Birmingham learned Tuesday that it has landed $10 million in federal grant money to rebuild storm-damaged roads in Pratt City and improve connections in the city and with regional neighbors through work on sidewalks and bike lanes and trails.
The money comes through a fiercely competitive grant program, known as TIGER.
Birmingham's original grant application totaled $23 million, and it is unclear which specific projects will be funded with the approved money. U.S. Rep. Terri Sewell's office said more details would come later in the week. But she praised the diverse coalition that came together to support the grant application. Representatives from the nonprofit and corporate sectors, from multiple municipalities and from all levels of government were involved.
"This grant reflects the extraordinary outcomes possible when the public and private sector partners together to transform a community," Sewell, D-Birmingham, said in a news release. "The strength and resilience of Alabamians is a testament to what is truly achievable when communities work together."
The grants, through the U.S. Department of Transportation, are designed to encourage innovation and job creation, and this is the second time a regional proposal along these lines has been submitted.
Freshwater Land Trust Executive Director Wendy Jackson, whose organization helped compile the application, said that, in this round, 703 applications representing $10.2 billion in requests were competing for a $500 million pot. Beating those long odds should be a shot in the arm for the region.
"We so desperately needed a win. I am so proud," she said. "This is the power of collaboration. This shows the power of a plan."

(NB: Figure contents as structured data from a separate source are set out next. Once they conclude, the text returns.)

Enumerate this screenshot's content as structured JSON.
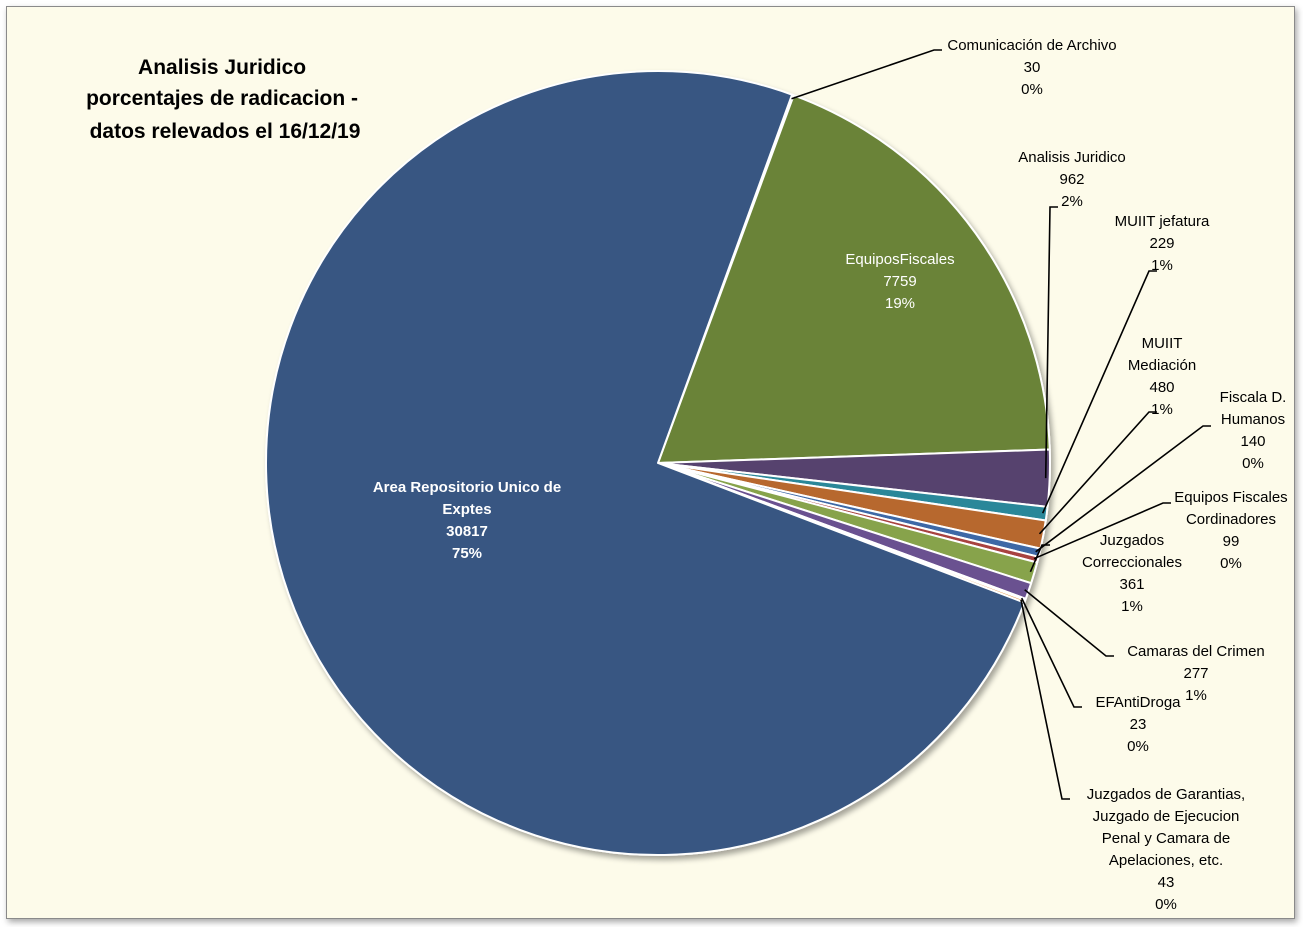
{
  "chart_data": {
    "type": "pie",
    "title": [
      "Analisis Juridico",
      "porcentajes de radicacion -",
      "datos relevados el 16/12/19"
    ],
    "slices": [
      {
        "name": [
          "Comunicación de Archivo"
        ],
        "value": 30,
        "percent": "0%",
        "color": "#B04C47"
      },
      {
        "name": [
          "EquiposFiscales"
        ],
        "value": 7759,
        "percent": "19%",
        "color": "#6A8339"
      },
      {
        "name": [
          "Analisis Juridico"
        ],
        "value": 962,
        "percent": "2%",
        "color": "#57426E"
      },
      {
        "name": [
          "MUIIT jefatura"
        ],
        "value": 229,
        "percent": "1%",
        "color": "#2B8799"
      },
      {
        "name": [
          "MUIIT",
          "Mediación"
        ],
        "value": 480,
        "percent": "1%",
        "color": "#B7672D"
      },
      {
        "name": [
          "Fiscala D.",
          "Humanos"
        ],
        "value": 140,
        "percent": "0%",
        "color": "#3E68A6"
      },
      {
        "name": [
          "Equipos Fiscales",
          "Cordinadores"
        ],
        "value": 99,
        "percent": "0%",
        "color": "#A8423F"
      },
      {
        "name": [
          "Juzgados",
          "Correccionales"
        ],
        "value": 361,
        "percent": "1%",
        "color": "#87A34C"
      },
      {
        "name": [
          "Camaras del Crimen"
        ],
        "value": 277,
        "percent": "1%",
        "color": "#6B5190"
      },
      {
        "name": [
          "EFAntiDroga"
        ],
        "value": 23,
        "percent": "0%",
        "color": "#3794AA"
      },
      {
        "name": [
          "Juzgados de Garantias,",
          "Juzgado de Ejecucion",
          "Penal y Camara de",
          "Apelaciones, etc."
        ],
        "value": 43,
        "percent": "0%",
        "color": "#E28A32"
      },
      {
        "name": [
          "Area Repositorio Unico de",
          "Exptes"
        ],
        "value": 30817,
        "percent": "75%",
        "color": "#375782"
      }
    ]
  }
}
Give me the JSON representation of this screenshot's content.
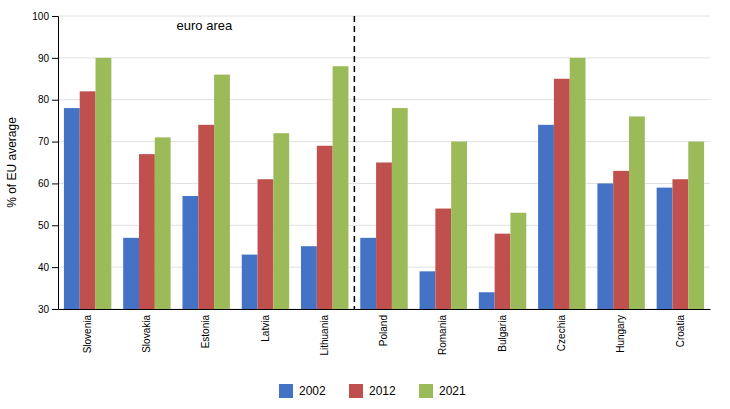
{
  "chart_data": {
    "type": "bar",
    "categories": [
      "Slovenia",
      "Slovakia",
      "Estonia",
      "Latvia",
      "Lithuania",
      "Poland",
      "Romania",
      "Bulgaria",
      "Czechia",
      "Hungary",
      "Croatia"
    ],
    "series": [
      {
        "name": "2002",
        "color": "#4472C4",
        "values": [
          78,
          47,
          57,
          43,
          45,
          47,
          39,
          34,
          74,
          60,
          59
        ]
      },
      {
        "name": "2012",
        "color": "#C0504D",
        "values": [
          82,
          67,
          74,
          61,
          69,
          65,
          54,
          48,
          85,
          63,
          61
        ]
      },
      {
        "name": "2021",
        "color": "#9BBB59",
        "values": [
          90,
          71,
          86,
          72,
          88,
          78,
          70,
          53,
          90,
          76,
          70
        ]
      }
    ],
    "y_label": "% of EU average",
    "ylim": [
      30,
      100
    ],
    "yticks": [
      30,
      40,
      50,
      60,
      70,
      80,
      90,
      100
    ],
    "annotations": [
      "euro area"
    ],
    "grid": true,
    "legend": "bottom"
  }
}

In addition to helping rebuild the Pratt City neighborhood, the grant application proposed the creation of walking and biking corridors between downtown attractions and through adjacent neighborhoods. It also proposed supporting the extension of the Shades Creek Greenway in Homewood, and trail and road connections between the western communities of Fairfield and Midfield to Red Mountain Park.
The proposal has roots in the efforts of a community coalition led by the Jefferson County Department of Public Health to combat obesity and smoking. That effort supported the design of a regional system of walking and biking trails, the Red Rock Ridge and Valley trail system. Pieces of that system were included in the application.
Along with Sewell, a Democrat; U.S. Sen. Jeff Sessions and Rep. Spencer Bachus, both Republicans, supported the application.
"This represents visionary thinking, not just because of the ambitious scope of the project but because of the way it has brought so many parties together to work for the common good of all of our citizens," Bachus said in a release.
Birmingham Mayor William Bell also praised the bipartisan effort. "All of our congressional representatives have been very open to us and accommodating and they've opened the door so we can talk to people like (U.S. Transportation) Secretary (Ray) LaHood and the White House," Bell said.
The grant application also was strengthened by pledges of $387,100 in private philanthropic support from donors to the Community Foundation of Greater Birmingham, the Mike and Gillian Goodrich Foundation and the Susan Mott Webb Charitable Trust. UAB and the Jefferson County Department of Health also pledged matching money.
"We see potential for true transformation with this investment," said Kate Nielsen, president of the Community Foundation of Greater Birmingham.
Jackson added that this is only the beginning.
"This also means we won't quit," she said. "We are going to go back at it again and again."